Redressant sa haute taille, il me prit la main, qu'il porta à son front, puis sur son cœur; ensuite, il désigna du doigt sa pauvre tête mutilée. Je compris qu'il s'excusait, le malheureux, et j'interprétai ainsi son geste: «Je voudrais» bien servir encore; ma volonté est à vous, Français. Je vous aime; mais je ne peux plus rien. Je vais mourir, regarde-moi.»
L'officier et le brave noir se regardèrent en effet longuement, d'un regard où s'échangeaient les âmes.
«Regarde-moi!», c'est-à-dire: je n'ai pas failli au devoir et à la peine, je meurs en héros. Tous les Sénégalais qui repassèrent sur la rive gauche pouvaient en dire autant. Ils avaient jusqu'au bout accompli, par amour pour la douée France menacée, avec une abnégation sans murmure et une foi inébranlable, le suprême sacrifice. Il ne faut pas qu'on laisse la poussière d'oubli s'accumuler sur un tel holocauste.

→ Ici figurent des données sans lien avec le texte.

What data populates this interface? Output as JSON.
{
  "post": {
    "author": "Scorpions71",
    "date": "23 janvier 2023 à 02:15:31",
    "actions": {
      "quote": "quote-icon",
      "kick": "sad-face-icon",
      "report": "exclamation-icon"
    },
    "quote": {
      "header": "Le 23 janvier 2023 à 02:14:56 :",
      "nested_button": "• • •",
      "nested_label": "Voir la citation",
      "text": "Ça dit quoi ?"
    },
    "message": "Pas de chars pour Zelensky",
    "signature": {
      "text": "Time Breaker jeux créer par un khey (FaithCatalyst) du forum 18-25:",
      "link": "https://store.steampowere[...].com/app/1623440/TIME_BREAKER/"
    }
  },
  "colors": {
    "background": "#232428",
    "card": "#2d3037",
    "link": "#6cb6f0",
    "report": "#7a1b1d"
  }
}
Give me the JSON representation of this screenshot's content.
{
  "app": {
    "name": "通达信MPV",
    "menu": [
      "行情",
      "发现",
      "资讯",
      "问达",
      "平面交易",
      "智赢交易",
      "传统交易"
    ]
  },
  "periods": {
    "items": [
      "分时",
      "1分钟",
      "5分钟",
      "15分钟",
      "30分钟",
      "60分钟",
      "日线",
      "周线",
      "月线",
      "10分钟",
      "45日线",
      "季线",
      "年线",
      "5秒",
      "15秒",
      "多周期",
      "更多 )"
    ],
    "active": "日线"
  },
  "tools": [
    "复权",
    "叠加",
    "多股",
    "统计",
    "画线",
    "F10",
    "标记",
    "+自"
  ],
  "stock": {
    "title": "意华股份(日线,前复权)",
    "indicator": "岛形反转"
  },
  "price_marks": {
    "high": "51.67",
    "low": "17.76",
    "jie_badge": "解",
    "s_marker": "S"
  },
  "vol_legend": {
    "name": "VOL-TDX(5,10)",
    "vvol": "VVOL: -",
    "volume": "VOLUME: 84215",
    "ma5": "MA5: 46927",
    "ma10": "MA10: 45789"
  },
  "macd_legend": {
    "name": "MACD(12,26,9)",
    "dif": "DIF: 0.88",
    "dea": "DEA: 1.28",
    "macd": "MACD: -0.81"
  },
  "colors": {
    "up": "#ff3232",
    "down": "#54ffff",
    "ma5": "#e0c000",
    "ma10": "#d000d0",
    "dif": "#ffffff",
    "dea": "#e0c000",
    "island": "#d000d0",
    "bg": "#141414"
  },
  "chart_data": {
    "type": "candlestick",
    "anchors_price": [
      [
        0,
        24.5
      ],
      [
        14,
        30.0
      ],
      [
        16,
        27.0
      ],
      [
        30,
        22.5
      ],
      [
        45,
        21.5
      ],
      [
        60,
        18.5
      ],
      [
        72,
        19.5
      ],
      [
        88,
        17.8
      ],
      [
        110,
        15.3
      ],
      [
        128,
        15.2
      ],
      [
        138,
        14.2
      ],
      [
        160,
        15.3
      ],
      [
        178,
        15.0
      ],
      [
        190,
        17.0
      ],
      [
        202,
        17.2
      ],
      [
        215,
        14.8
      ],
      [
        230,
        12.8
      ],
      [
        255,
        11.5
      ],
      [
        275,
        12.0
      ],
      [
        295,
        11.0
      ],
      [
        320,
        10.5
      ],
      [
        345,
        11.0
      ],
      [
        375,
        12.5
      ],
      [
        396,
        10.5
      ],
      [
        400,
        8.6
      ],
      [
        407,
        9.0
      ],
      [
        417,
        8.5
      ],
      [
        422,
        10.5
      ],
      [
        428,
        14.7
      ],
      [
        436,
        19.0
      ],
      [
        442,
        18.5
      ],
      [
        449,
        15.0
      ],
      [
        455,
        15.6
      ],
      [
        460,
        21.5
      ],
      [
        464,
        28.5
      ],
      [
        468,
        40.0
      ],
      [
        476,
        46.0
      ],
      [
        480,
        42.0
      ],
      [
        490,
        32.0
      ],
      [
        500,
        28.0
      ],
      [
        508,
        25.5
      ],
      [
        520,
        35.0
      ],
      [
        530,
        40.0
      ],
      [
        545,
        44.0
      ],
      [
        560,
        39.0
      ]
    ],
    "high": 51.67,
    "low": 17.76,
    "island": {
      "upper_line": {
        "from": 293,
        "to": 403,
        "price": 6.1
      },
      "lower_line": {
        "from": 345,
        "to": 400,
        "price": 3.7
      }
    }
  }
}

Dans la nuit du 16 au 17 novembre, ces héros obscurs s'en allèrent vers Hoogstade. Le commandant Debieuvre avait ramené en cet endroit, de la Maison du Passeur, une centaine de ses hommes: 50 survivants du bataillon colonial Claudel étaient de retour déjà avec ce seul officier de leur garde meurtrière autour d'Ypres, la martyrisée.

Quand, le 1er décembre, le groupe mixte fut dissous à Gyveninchove, ce qui restait debout, après un mois, des quatre bataillons magnifiques était poignant à dénombrer. Ce résidu sublime se dirigeait ensuite sur Fréjus pour y compléter les nouvelles formations noires.
Et depuis, pendant l'expédition des Dardanelles, dans l'Aisne, sur la Somme en 1916, sous Verdun à la reprise de Douaumont et, hier, en Champagne, les tirailleurs d'Afrique ont été partout où il y avait un «coup de chien» à donner. Sans doute, les nouveaux contingents, levés et instruits en hâte, n'ont pas surpassé les prouesses de leurs aînés. Peut-être même n'ont-ils pas su atteindre toujours au courage terrible, sans lassitude et sans merci, de ceux qui combattirent sur l'Yser dans une lutte particulièrement inégale et défavorable. Mais les derniers venus aussi ont largement contribué au labeur de nos plus récentes offensives. Sans déchoir de leur réputation traditionnelle qui les rend si redoutés des Allemands, ils ont ajouté quelques faits dignes de mémoire aux strophes initiales du grand poème sanglant.